IBM InfoSphere Streams Version 4.1.1

Setting up Apache Hadoop YARN for InfoSphere Streams

If you plan to use Apache Hadoop YARN to manage resources, use this procedure to configure YARN for InfoSphere® Streams.

Procedure

  1. Install and configure Apache Hadoop YARN.
    1. To install YARN, install Apache Hadoop Version 2.7.0.
    2. Update the following environment variables for your system:
      • HADOOP_COMMON_HOME
      • HADOOP_COMMON_LIB_NATIVE_DIR
      • HADOOP_CONF_DIR
      • HADOOP_HDFS_HOME
      • HADOOP_HOME
      • HADOOP_PREFIX
      • HADOOP_YARN_HOME
      • JAVA_HOME
      • YARN_HOME
    For installation and configuration instructions, see the documentation on the Apache Hadoop website.
  2. Configure YARN for InfoSphere Streams.
    1. Enter cd $YARN_HOME/etc/hadoop.
    2. Set the following properties in the yarn-site.xml file:
      • yarn.nodemanager.vmem-check-enabled property: The preferred setting for this property is false. This setting prevents YARN from stopping applications if the virtual memory for an application exceeds the threshold set for the application.
      • yarn.application.classpath property: This property must be set to the appropriate value for the operating system as defined in the yarn-default.xml file.
  3. Ensure that the YARN cluster is up and running. For information about cluster setup and operation, see the documentation on the Apache Hadoop website.
  4. Create an InfoSphere Streams enterprise domain and specify YARN as the external resource manager for the domain.
    • If you create the domain by using the Domain Manager, enter yarn in the External resource manager field.
    • If you create the domain by using the streamtool mkdomain command, specify --property domain.externalResourceManager=yarn on the command.
  5. Review the following properties in the InfoSphere Streams YARN application master properties file and update as needed. This file is in the $STREAMS_INSTALL/etc/yarn directory.
    Table 1. YARN application master properties
    Property Description
    AM_QUEUE_NAME=default Queue name for the application master.
    AM_CORES=2 Cores that are allocated to the application master.
    AM_MEMORY=2048 Memory that is allocated to the application master.
    DC_CORES=2 Default number of cores to be requested for the domain controller service.
    DC_MEMORY=8192 Default memory in bytes to be requested for the domain controller service.
    WAIT_SYNC_SECS=30 Maximum wait time in seconds for resources to be allocated on a SYNCHRONOUS call.
    WAIT_ASYNC_SECS=5 Maximum wait time in seconds for resources to be allocated on an ASYNCHRONOUS call.
    WAIT_FLEXIBLE_SECS=5 Maximum wait time in seconds for resources to be allocated on a FLEXIBLE call.
    WAIT_HEARTBEAT_SECS=5 Maximum wait time in seconds between heartbeats sent to Apache Hadoop YARN.
  6. Start the YARN application master by entering the following command:
    $STREAMS_INSTALL/bin/streams-on-yarn start --zkconnect host:port -d domain-id --deploy  
    Notes:
    • The --zkconnect option specifies the name of one or more host and port pairs for the configured external ZooKeeper ensemble. This value is the external ZooKeeper connection string. If the STREAMS_ZKCONNECT environment variable is set to this value, you do not need to specify the --zkconnect option on the command. To obtain this value, enter the streamtool getzk -d domain-id command.
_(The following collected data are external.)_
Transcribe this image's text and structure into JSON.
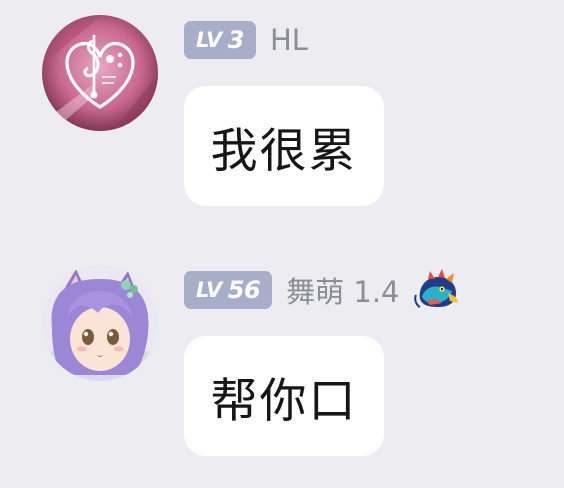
{
  "messages": [
    {
      "avatar_icon": "treble-bass-clef-heart-avatar",
      "level_prefix": "LV",
      "level_value": "3",
      "nickname": "HL",
      "text": "我很累"
    },
    {
      "avatar_icon": "anime-catgirl-avatar",
      "level_prefix": "LV",
      "level_value": "56",
      "nickname": "舞萌 1.4",
      "medal_icon": "dragon-head-icon",
      "text": "帮你口"
    }
  ],
  "colors": {
    "background": "#ececf1",
    "badge": "#a6aec9",
    "nickname": "#8c8e96",
    "bubble": "#ffffff",
    "text": "#161616"
  }
}
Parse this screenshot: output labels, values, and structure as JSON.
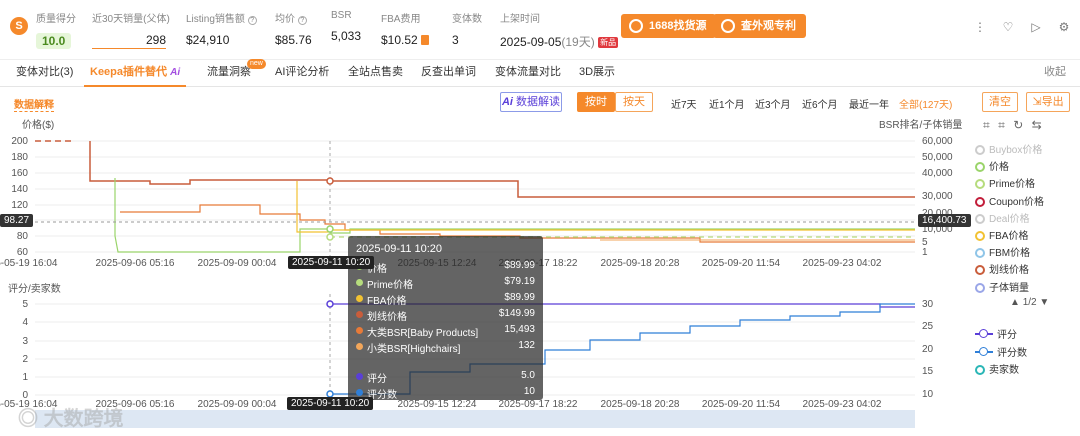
{
  "stats": {
    "logo": "S",
    "quality": {
      "label": "质量得分",
      "value": "10.0"
    },
    "sales30": {
      "label": "近30天销量(父体)",
      "value": "298"
    },
    "listing_sales": {
      "label": "Listing销售额",
      "value": "$24,910"
    },
    "avg_price": {
      "label": "均价",
      "value": "$85.76"
    },
    "bsr": {
      "label": "BSR",
      "value": "5,033"
    },
    "fba": {
      "label": "FBA费用",
      "value": "$10.52"
    },
    "variants": {
      "label": "变体数",
      "value": "3"
    },
    "listed": {
      "label": "上架时间",
      "value": "2025-09-05",
      "days": "(19天)",
      "badge": "新品"
    },
    "btn_source": "1688找货源",
    "btn_patent": "查外观专利"
  },
  "tabs": [
    {
      "label": "变体对比(3)"
    },
    {
      "label": "Keepa插件替代",
      "ai": "Ai"
    },
    {
      "label": "流量洞察",
      "badge": "new"
    },
    {
      "label": "AI评论分析"
    },
    {
      "label": "全站点售卖"
    },
    {
      "label": "反查出单词"
    },
    {
      "label": "变体流量对比"
    },
    {
      "label": "3D展示"
    }
  ],
  "collapse": "收起",
  "controls": {
    "data_explain": "数据解释",
    "ai_interpret": "数据解读",
    "by_hour": "按时",
    "by_day": "按天",
    "ranges": [
      "近7天",
      "近1个月",
      "近3个月",
      "近6个月",
      "最近一年",
      "全部(127天)"
    ],
    "clear": "清空",
    "export": "导出"
  },
  "chart_top": {
    "ylabel_left": "价格($)",
    "ylabel_right": "BSR排名/子体销量",
    "yticks_left": [
      "200",
      "180",
      "160",
      "140",
      "120",
      "100",
      "80",
      "60"
    ],
    "yticks_right": [
      "60,000",
      "50,000",
      "40,000",
      "30,000",
      "20,000",
      "10,000",
      "5",
      "1"
    ],
    "marker_left": "98.27",
    "marker_right": "16,400.73",
    "xticks": [
      "2025-05-19 16:04",
      "2025-09-06 05:16",
      "2025-09-09 00:04",
      "2025-09-11 10:20",
      "2025-09-15 12:24",
      "2025-09-17 18:22",
      "2025-09-18 20:28",
      "2025-09-20 11:54",
      "2025-09-23 04:02"
    ]
  },
  "chart_bottom": {
    "ylabel_left": "评分/卖家数",
    "yticks_left": [
      "5",
      "4",
      "3",
      "2",
      "1",
      "0"
    ],
    "yticks_right": [
      "30",
      "25",
      "20",
      "15",
      "10"
    ],
    "xticks": [
      "2025-05-19 16:04",
      "2025-09-06 05:16",
      "2025-09-09 00:04",
      "2025-09-11 10:20",
      "2025-09-15 12:24",
      "2025-09-17 18:22",
      "2025-09-18 20:28",
      "2025-09-20 11:54",
      "2025-09-23 04:02"
    ]
  },
  "crosshair_label": "2025-09-11 10:20",
  "tooltip": {
    "time": "2025-09-11 10:20",
    "rows": [
      {
        "name": "价格",
        "value": "$89.99",
        "color": "#9ad46a"
      },
      {
        "name": "Prime价格",
        "value": "$79.19",
        "color": "#b6dc7d"
      },
      {
        "name": "FBA价格",
        "value": "$89.99",
        "color": "#f2c232"
      },
      {
        "name": "划线价格",
        "value": "$149.99",
        "color": "#c95d3b"
      },
      {
        "name": "大类BSR[Baby Products]",
        "value": "15,493",
        "color": "#e77a38"
      },
      {
        "name": "小类BSR[Highchairs]",
        "value": "132",
        "color": "#f2a65a"
      },
      {
        "name": "评分",
        "value": "5.0",
        "color": "#5a3fd8"
      },
      {
        "name": "评分数",
        "value": "10",
        "color": "#2f7fd8"
      }
    ]
  },
  "legend_top": [
    {
      "name": "Buybox价格",
      "color": "#cccccc",
      "muted": true
    },
    {
      "name": "价格",
      "color": "#9ad46a",
      "muted": false
    },
    {
      "name": "Prime价格",
      "color": "#b6dc7d",
      "muted": false
    },
    {
      "name": "Coupon价格",
      "color": "#c21d3a",
      "muted": false
    },
    {
      "name": "Deal价格",
      "color": "#cccccc",
      "muted": true
    },
    {
      "name": "FBA价格",
      "color": "#f2c232",
      "muted": false
    },
    {
      "name": "FBM价格",
      "color": "#8fc5e8",
      "muted": false
    },
    {
      "name": "划线价格",
      "color": "#c95d3b",
      "muted": false
    },
    {
      "name": "子体销量",
      "color": "#9aa6e8",
      "muted": false
    }
  ],
  "legend_pager": "1/2",
  "legend_bottom": [
    {
      "name": "评分",
      "color": "#5a3fd8"
    },
    {
      "name": "评分数",
      "color": "#2f7fd8"
    },
    {
      "name": "卖家数",
      "color": "#2ab6b6"
    }
  ],
  "watermark": "大数跨境",
  "chart_data": [
    {
      "type": "line",
      "title": "",
      "xlabel": "",
      "ylabel": "价格($)",
      "y2label": "BSR排名/子体销量",
      "ylim": [
        60,
        200
      ],
      "x": [
        "2025-05-19 16:04",
        "2025-09-06 05:16",
        "2025-09-09 00:04",
        "2025-09-11 10:20",
        "2025-09-15 12:24",
        "2025-09-17 18:22",
        "2025-09-18 20:28",
        "2025-09-20 11:54",
        "2025-09-23 04:02"
      ],
      "series": [
        {
          "name": "划线价格",
          "color": "#c95d3b",
          "values": [
            200,
            150,
            150,
            149.99,
            149.99,
            130,
            130,
            130,
            130
          ]
        },
        {
          "name": "价格",
          "color": "#9ad46a",
          "values": [
            200,
            65,
            65,
            89.99,
            89.99,
            89.99,
            89.99,
            89.99,
            89.99
          ]
        },
        {
          "name": "FBA价格",
          "color": "#f2c232",
          "values": [
            null,
            null,
            150,
            89.99,
            89.99,
            89.99,
            89.99,
            89.99,
            89.99
          ]
        },
        {
          "name": "Prime价格",
          "color": "#b6dc7d",
          "values": [
            null,
            null,
            null,
            79.19,
            79.19,
            79.19,
            79.19,
            79.19,
            79.19
          ]
        },
        {
          "name": "大类BSR[Baby Products]",
          "color": "#e77a38",
          "values": [
            30000,
            25000,
            22000,
            15493,
            14000,
            14000,
            11000,
            10000,
            9000
          ]
        },
        {
          "name": "小类BSR[Highchairs]",
          "color": "#f2a65a",
          "values": [
            null,
            null,
            null,
            132,
            120,
            110,
            100,
            95,
            90
          ]
        }
      ]
    },
    {
      "type": "line",
      "title": "",
      "xlabel": "",
      "ylabel": "评分/卖家数",
      "y2label": "评分数",
      "ylim": [
        0,
        5
      ],
      "x": [
        "2025-09-11 10:20",
        "2025-09-15 12:24",
        "2025-09-17 18:22",
        "2025-09-18 20:28",
        "2025-09-20 11:54",
        "2025-09-23 04:02"
      ],
      "series": [
        {
          "name": "评分",
          "color": "#5a3fd8",
          "values": [
            5.0,
            5.0,
            5.0,
            5.0,
            4.9,
            4.9
          ]
        },
        {
          "name": "评分数",
          "color": "#2f7fd8",
          "values": [
            10,
            13,
            19,
            24,
            27,
            30
          ]
        }
      ]
    }
  ]
}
    • The -d option specifies the domain identifier. If the STREAMS_DOMAIN_ID environment variable is set to this value, you do not need to specify the -d option on the command.

    • The --deploy option enables you to take advantage of the InfoSphere Streams provisioning features. When you specify this option, YARN copies and extracts the installer for each container. To avoid timeout issues, ensure that the value of the InfoSphere Streams domain.serviceStartTimeout property is at least 300 seconds before you start the domain.

      To view domain properties, use the streamtool getdomainproperties command. To update properties, use the streamtool setdomainproperties command. For more information about domain properties, use the streamtool man domainproperties command.

  7. Start the InfoSphere Streams domain by using the Domain Manager or the streamtool startdomain command.
  8. To stop the YARN application master, enter the following command:
    $STREAMS_INSTALL/bin/streams-on-yarn stop --zkconnect host:port -d domain-id  
    Notes:
    • The --zkconnect option specifies the name of one or more host and port pairs for the configured external ZooKeeper ensemble. This value is the external ZooKeeper connection string. If the STREAMS_ZKCONNECT environment variable is set to this value, you do not need to specify the --zkconnect option on the command. To obtain this value, enter the streamtool getzk -d domain-id command.

    • The -d option specifies the domain identifier. If the STREAMS_DOMAIN_ID environment variable is set to this value, you do not need to specify the -d option on the command.